The goal of clevercloudr is to to serve as a solution to create meaningful word clouds. To create meaningful word clouds, data scientists typically takes multiple steps to clean the data, such as removing stopwords, removing punctuation and digits, making the letters lower cases, conducting stemming. This package will help data scientists clean the data easily following the common practices and also allow to create more meaningful word clouds.
There are 4 functions in this package:
CleverClean
A preprocessor to convert all the
letters to lower case and remove punctuations.
CleverStemmer
A preprocessor to perform stemming on
the text
CleverStopwords
A comprehensive list of English
stopwords that allow adding more customized words.
CleverWordCloud
As function to generate a visually
appealing word cloud with customized shape and stopwords.
Packages that have similar functions:
What we do differently:
Our aim is to improve on the pre-processing of strings before creating a wordcloud in order to make it more user specific and efficient.
The package wordcloud does not allow customization of stopwords, but with our package gives users the opportunity to add stopwords that cater to their analysis.
We follow the standard practices of cleaning data to make the text suitable for creating meaningful word cloud, focusing on removing duplicate words by setting all letters to lower case, removing punctuation and digits as well as applying a stemmer to further process the text.
You can install the development version of clevercloudr from GitHub with:
# install.packages("devtools")
devtools::install_github("UBC-MDS/clevercloudr")

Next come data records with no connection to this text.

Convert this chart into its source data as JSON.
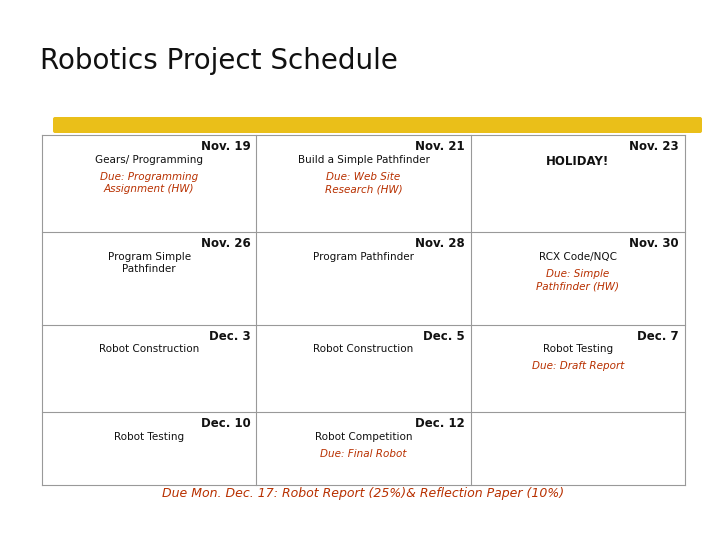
{
  "title": "Robotics Project Schedule",
  "title_size": 20,
  "background_color": "#ffffff",
  "highlight_color": "#E8B800",
  "table_border_color": "#999999",
  "black_text": "#111111",
  "orange_text": "#b83000",
  "rows": [
    [
      {
        "date": "Nov. 19",
        "lines": [
          [
            "Gears/ Programming",
            "normal"
          ],
          [
            "Due: Programming\nAssignment (HW)",
            "orange_italic"
          ]
        ]
      },
      {
        "date": "Nov. 21",
        "lines": [
          [
            "Build a Simple Pathfinder",
            "normal"
          ],
          [
            "Due: Web Site\nResearch (HW)",
            "orange_italic"
          ]
        ]
      },
      {
        "date": "Nov. 23",
        "lines": [
          [
            "HOLIDAY!",
            "bold_dark"
          ]
        ]
      }
    ],
    [
      {
        "date": "Nov. 26",
        "lines": [
          [
            "Program Simple\nPathfinder",
            "normal"
          ]
        ]
      },
      {
        "date": "Nov. 28",
        "lines": [
          [
            "Program Pathfinder",
            "normal"
          ]
        ]
      },
      {
        "date": "Nov. 30",
        "lines": [
          [
            "RCX Code/NQC",
            "normal"
          ],
          [
            "Due: Simple\nPathfinder (HW)",
            "orange_italic"
          ]
        ]
      }
    ],
    [
      {
        "date": "Dec. 3",
        "lines": [
          [
            "Robot Construction",
            "normal"
          ]
        ]
      },
      {
        "date": "Dec. 5",
        "lines": [
          [
            "Robot Construction",
            "normal"
          ]
        ]
      },
      {
        "date": "Dec. 7",
        "lines": [
          [
            "Robot Testing",
            "normal"
          ],
          [
            "Due: Draft Report",
            "orange_italic"
          ]
        ]
      }
    ],
    [
      {
        "date": "Dec. 10",
        "lines": [
          [
            "Robot Testing",
            "normal"
          ]
        ]
      },
      {
        "date": "Dec. 12",
        "lines": [
          [
            "Robot Competition",
            "normal"
          ],
          [
            "Due: Final Robot",
            "orange_italic"
          ]
        ]
      },
      {
        "date": "",
        "lines": []
      }
    ]
  ],
  "footer": "Due Mon. Dec. 17: Robot Report (25%)& Reflection Paper (10%)"
}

Some quick examples of CleverClean()
,
CleverStemmer()
, CleverStopwords()
and
CleverWordCloud()
.
library(clevercloudr)
text <- list("grounds!!!", "feet6", "running123", "feeding", "feed", "feed$", "grounding", "feet", "happiness")
# Clean raw text data
clean_text <- CleverClean(text)
clean_text
#> [1] "grounds" "feet" "running" "feeding" "feed" "feed"

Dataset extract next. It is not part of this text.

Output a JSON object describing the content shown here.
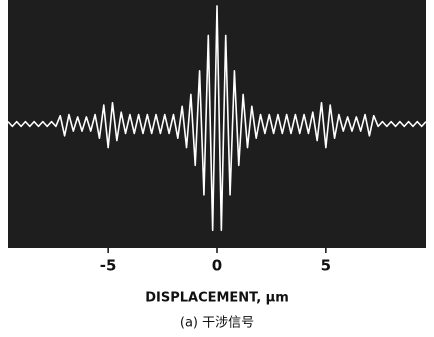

#> [7] "grounding" "feet" "happiness"
# Perform stemming on the text
stem_text <- CleverStemmer(clean_text)
stem_text
#> [1] "ground" "feet" "run" "feed" "feed" "feed" "ground" "feet"
#> [9] "happi"
# Customize the stopwords by adding stopwords specific to each project / task
new_words <- list("happi")
new_stopwords <- CleverStopwords(new_words)
# Generate the word cloud
CleverWordCloud(stem_text, new_stopwords)